Operators should examine their rigs and their work habits to minimize exposure to loud noises. Photo courtesy of Foremost Industries LP.

Rig 3 Measurements

As with Rigs 1 and 2, the sound levels on Rig 3 are well above 95 dB(A) all around the drill rig. The sound levels at the two microphones closest to the cab are 106 and 100 dB(A). In contrast to the results for Rigs 1 and 2, the sound levels appear to drop below 90 dB(A) at the microphone 50 feet (16 meters) away from the hole.
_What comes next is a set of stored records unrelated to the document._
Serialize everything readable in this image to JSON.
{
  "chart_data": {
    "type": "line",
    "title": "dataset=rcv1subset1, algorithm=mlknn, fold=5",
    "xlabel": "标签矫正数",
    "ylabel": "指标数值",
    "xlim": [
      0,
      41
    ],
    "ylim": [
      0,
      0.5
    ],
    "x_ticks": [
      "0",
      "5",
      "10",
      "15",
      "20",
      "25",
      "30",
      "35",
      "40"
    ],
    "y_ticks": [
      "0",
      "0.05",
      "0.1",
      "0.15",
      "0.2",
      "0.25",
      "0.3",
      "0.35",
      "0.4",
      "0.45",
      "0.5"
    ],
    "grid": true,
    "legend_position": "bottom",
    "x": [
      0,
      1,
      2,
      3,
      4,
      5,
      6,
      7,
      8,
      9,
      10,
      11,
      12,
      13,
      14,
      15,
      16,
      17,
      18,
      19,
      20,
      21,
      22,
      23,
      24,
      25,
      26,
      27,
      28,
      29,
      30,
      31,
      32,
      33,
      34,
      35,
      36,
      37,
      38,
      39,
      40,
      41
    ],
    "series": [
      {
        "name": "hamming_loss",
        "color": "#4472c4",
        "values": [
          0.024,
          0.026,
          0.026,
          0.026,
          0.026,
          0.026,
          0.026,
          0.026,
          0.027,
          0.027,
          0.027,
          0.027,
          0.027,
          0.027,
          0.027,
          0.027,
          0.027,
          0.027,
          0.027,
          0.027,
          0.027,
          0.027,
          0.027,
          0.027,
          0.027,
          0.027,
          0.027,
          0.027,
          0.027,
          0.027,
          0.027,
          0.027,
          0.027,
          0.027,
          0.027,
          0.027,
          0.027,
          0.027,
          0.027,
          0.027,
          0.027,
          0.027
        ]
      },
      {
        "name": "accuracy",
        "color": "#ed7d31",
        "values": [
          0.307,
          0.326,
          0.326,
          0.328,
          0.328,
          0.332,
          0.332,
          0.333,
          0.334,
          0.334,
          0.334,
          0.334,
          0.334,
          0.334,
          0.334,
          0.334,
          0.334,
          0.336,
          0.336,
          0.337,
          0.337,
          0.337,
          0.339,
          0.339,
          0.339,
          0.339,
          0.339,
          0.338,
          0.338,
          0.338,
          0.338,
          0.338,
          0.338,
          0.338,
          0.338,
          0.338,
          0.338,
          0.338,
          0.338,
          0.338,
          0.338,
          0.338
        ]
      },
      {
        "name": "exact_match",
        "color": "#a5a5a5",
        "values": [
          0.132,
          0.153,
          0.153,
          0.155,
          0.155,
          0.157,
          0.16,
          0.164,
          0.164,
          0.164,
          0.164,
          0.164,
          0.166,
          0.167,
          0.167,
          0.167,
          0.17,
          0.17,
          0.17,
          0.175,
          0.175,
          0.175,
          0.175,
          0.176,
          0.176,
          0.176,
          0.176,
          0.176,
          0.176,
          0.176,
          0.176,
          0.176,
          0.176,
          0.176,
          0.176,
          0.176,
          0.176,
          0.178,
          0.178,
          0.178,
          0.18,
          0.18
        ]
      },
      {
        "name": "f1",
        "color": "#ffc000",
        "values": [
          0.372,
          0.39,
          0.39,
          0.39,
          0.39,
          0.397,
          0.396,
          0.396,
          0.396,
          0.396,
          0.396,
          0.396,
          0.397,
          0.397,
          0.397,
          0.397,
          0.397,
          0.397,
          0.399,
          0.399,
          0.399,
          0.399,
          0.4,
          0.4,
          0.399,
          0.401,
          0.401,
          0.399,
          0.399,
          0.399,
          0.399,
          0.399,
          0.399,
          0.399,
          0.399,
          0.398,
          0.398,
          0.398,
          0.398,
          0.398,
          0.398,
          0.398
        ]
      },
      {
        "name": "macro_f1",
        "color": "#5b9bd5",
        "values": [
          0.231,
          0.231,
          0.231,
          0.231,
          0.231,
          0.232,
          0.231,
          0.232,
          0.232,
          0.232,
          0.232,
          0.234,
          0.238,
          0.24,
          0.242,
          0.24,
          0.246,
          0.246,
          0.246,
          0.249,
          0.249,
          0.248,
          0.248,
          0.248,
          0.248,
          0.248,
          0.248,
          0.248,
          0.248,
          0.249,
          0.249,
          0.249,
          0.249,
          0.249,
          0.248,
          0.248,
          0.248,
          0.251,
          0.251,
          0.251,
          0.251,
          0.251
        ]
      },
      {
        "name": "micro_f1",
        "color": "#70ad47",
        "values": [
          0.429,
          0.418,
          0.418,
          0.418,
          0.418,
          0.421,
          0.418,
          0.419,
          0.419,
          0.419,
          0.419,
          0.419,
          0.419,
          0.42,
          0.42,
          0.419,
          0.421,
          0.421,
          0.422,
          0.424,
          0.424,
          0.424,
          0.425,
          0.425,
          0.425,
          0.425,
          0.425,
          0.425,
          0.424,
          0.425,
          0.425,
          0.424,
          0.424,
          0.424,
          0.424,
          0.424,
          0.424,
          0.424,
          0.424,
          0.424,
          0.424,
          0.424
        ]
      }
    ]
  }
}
Dose measurements for the operator of Rig 3 were recorded for seven hours and two minutes. This operator was exposed to sound levels that typically were between 85 dB(A) and 90 dB(A) for the 46 minutes required to complete this hole. While the operator was adding drill rods, the sound level dipped below 85 dB(A).

Rig 4 Measurements

Unlike Rigs 1, 2 and 3, Rig 4 is not completely surrounded by sound levels above 95 dB(A). All of the area around the cab and the hole is dominated by sound levels between 90 and 95 dB(A). Additionally, sound levels below 90 dB(A) are observed within 13 feet (4 meters) from the hole. Based on these measurements, Rig 4 appears to be much quieter around the cab and the hole during hammer drilling. However, based on preliminary sound level tests, dosimeter measurements and first-hand field observations, these measurements may not necessarily represent the actual sound level profile generated by Rig 4 when it is hammer drilling. It is possible that the measurements taken during this test were recorded during a period when the rig was drilling but not hammering, or hammering intermittently, because of fractured strata.

Dose measurements on the Rig 4 operator were recorded for eight hours and 26 minutes. The sound levels consistently were between 80 dB(A) and 85 dB(A) for the approximately 48 minutes needed to complete this hole. The only variations in the sound levels were while the operator was adding drill rods, setting up the hole and breaking down the hole.